Hello, last time I was able to set up multithreading in my application with the awesome community's help using crossbeam channels with scoped_threadpool.
At that point, the code looked like:
let pool = Pool::new(cpus);
let (s, r) = unbounded();
let tiles : Vec<Tile> = Default::default();
let pixel_numbers = 0..(film.height * film.width);
pool.scoped(|scope| {
for i in pixel_numbers.step_by(TILE_SIZE) {
let sender = s.clone();
scope.execute(move ||
{ let tile : Tile = Default::default();
sender.send(tile).unwrap();
}
});
}
});
drop(s); //To avoid waiting for the initial s which does not do anything
tiles.extend(r);
And it worked beautifully. To the best of my understanding, after the tiles.extend(r)

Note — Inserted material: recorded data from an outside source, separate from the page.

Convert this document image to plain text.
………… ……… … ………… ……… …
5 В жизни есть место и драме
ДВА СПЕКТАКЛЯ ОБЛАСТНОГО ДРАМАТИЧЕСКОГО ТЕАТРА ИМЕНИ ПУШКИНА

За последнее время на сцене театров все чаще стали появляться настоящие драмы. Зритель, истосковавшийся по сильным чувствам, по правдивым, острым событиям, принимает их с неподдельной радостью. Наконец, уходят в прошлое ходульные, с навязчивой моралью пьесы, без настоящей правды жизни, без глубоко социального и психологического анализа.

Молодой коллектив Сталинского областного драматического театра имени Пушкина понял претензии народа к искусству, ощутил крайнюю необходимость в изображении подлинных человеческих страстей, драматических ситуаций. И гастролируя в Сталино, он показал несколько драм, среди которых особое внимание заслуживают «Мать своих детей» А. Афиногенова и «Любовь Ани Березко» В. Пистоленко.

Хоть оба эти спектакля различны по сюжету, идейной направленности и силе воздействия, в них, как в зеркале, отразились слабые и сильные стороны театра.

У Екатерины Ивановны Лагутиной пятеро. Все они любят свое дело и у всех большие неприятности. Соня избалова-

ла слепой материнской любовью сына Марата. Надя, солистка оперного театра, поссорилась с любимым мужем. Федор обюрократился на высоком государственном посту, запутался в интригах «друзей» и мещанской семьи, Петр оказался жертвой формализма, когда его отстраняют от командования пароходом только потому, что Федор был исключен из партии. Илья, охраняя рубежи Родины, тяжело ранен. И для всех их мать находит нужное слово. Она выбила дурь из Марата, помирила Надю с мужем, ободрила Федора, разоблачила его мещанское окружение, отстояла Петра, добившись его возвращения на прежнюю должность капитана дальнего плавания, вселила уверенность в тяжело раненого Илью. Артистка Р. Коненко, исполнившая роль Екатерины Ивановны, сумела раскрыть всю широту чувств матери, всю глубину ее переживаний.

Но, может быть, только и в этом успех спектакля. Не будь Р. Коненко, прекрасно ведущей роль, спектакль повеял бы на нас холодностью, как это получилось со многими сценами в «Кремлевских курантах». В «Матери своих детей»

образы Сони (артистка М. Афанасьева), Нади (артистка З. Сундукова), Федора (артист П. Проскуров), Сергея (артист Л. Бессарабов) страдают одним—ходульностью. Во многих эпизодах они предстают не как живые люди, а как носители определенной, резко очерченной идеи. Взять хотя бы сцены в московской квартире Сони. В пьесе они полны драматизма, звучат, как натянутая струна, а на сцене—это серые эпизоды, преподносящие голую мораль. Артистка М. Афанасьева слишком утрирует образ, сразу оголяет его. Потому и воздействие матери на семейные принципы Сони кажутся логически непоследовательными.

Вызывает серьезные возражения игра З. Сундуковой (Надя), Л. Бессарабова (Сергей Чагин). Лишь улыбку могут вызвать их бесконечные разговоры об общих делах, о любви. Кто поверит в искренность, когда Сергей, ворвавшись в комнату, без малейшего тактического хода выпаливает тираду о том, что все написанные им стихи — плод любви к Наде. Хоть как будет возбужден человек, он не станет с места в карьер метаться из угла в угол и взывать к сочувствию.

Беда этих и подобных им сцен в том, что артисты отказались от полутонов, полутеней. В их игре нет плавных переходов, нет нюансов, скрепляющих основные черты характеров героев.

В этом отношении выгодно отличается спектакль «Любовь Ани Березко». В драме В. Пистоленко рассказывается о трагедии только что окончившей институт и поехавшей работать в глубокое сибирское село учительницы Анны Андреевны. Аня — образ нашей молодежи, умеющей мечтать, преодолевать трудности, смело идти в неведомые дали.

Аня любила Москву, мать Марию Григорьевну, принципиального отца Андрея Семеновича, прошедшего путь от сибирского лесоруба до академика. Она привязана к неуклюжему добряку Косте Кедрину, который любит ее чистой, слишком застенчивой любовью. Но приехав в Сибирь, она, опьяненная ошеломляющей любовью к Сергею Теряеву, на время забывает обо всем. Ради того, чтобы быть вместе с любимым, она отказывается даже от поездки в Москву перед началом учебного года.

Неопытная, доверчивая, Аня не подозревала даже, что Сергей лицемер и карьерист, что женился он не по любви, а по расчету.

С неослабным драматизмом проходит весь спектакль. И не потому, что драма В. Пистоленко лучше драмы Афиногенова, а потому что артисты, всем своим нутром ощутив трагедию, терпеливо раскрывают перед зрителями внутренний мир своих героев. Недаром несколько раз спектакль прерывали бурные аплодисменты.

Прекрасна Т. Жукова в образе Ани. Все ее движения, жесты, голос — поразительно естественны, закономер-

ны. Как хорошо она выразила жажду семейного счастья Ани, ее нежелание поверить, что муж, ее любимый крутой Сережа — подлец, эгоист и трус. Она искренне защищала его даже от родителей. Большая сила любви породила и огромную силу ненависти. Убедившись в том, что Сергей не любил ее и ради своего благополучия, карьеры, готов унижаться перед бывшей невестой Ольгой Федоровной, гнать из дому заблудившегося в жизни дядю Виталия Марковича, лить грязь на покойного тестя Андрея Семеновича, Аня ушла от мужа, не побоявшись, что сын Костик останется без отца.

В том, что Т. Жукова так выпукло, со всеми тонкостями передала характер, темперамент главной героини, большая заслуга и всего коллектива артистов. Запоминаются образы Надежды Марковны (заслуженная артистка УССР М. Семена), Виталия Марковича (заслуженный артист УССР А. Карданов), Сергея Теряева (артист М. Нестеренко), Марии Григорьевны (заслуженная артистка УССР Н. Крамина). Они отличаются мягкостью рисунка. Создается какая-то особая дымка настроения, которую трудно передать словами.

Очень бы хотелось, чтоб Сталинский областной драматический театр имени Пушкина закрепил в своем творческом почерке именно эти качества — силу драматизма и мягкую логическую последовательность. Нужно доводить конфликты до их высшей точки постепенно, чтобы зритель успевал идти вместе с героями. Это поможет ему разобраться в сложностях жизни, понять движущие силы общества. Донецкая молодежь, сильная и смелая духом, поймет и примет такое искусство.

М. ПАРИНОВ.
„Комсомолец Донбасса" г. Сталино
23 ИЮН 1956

line, all the receivers are done and we have the output. This was around 850 ms
.
Now, I am trying to push the Tiles into a framebuffer to display on the screen as they are done, and it seems the minifb
crate is extremely easy to use, so I did that instead of collecting the output in tiles
as and when they are done:
//tiles.extend(r2);
while window.is_open() && !window.is_key_down(Key::Escape) && !r.is_empty() {
// Receive tile from renderer without blocking
let finished_tile_result = r.try_recv();
match finished_tile_result {
Ok(finished_tile) => {
// Now that we have the tile from the renderer, push it into tiles for image
// and push it to display buffer, tone mapping and showing to the screen
tiles.push(finished_tile.clone());
frame_buffer.splice(
finished_tile.start_index as usize
..(finished_tile.start_index as usize + finished_tile.num_pixels),
do_tonemapping(finished_tile.pixels),
);
//dbg!(finished_tile.num_pixels);
// We unwrap here as we want this code to exit if it fails. Real applications may want to handle this in a different way
window
.update_with_buffer(&frame_buffer, film.width as usize, film.height as usize)
.unwrap();
}
Err(_) => {}
}
However, this makes the program an order of magnitude slower, the CPU is never fully utilized, and what's worse, the time depends on how fast the screen can update, so if I limit the update rate to say 60 fps, the time taken is even worse.
So it seems I am ending up being synchronized to the while
loop... Even though, from what I understand, the loop should run in the main thread while the receivers work on their respective Tiles
, and once the result is done, try_recv()
would get a value which would be subsequently updated in both the display frame_buffer Vec<u32>
, and tiles
. This should at most use one thread and should not block, yet there seems to be something weird going on.
Can anyone please advise on what's going horribly wrong here, and maybe ways to fix it?
Also, I had another idea that instead of waiting to update the frame_buffer
whenever a receiver is done, we keep it totally independent of the channels, and instead draw to the window at say, 60 fps by reading the tiles
instead of writing to a separate frame_buffer
. However, I am still not completely sure how to implement that in the current channels framework... Is it something that can be implemented easily?
Any advice would be appreciated! Thanks!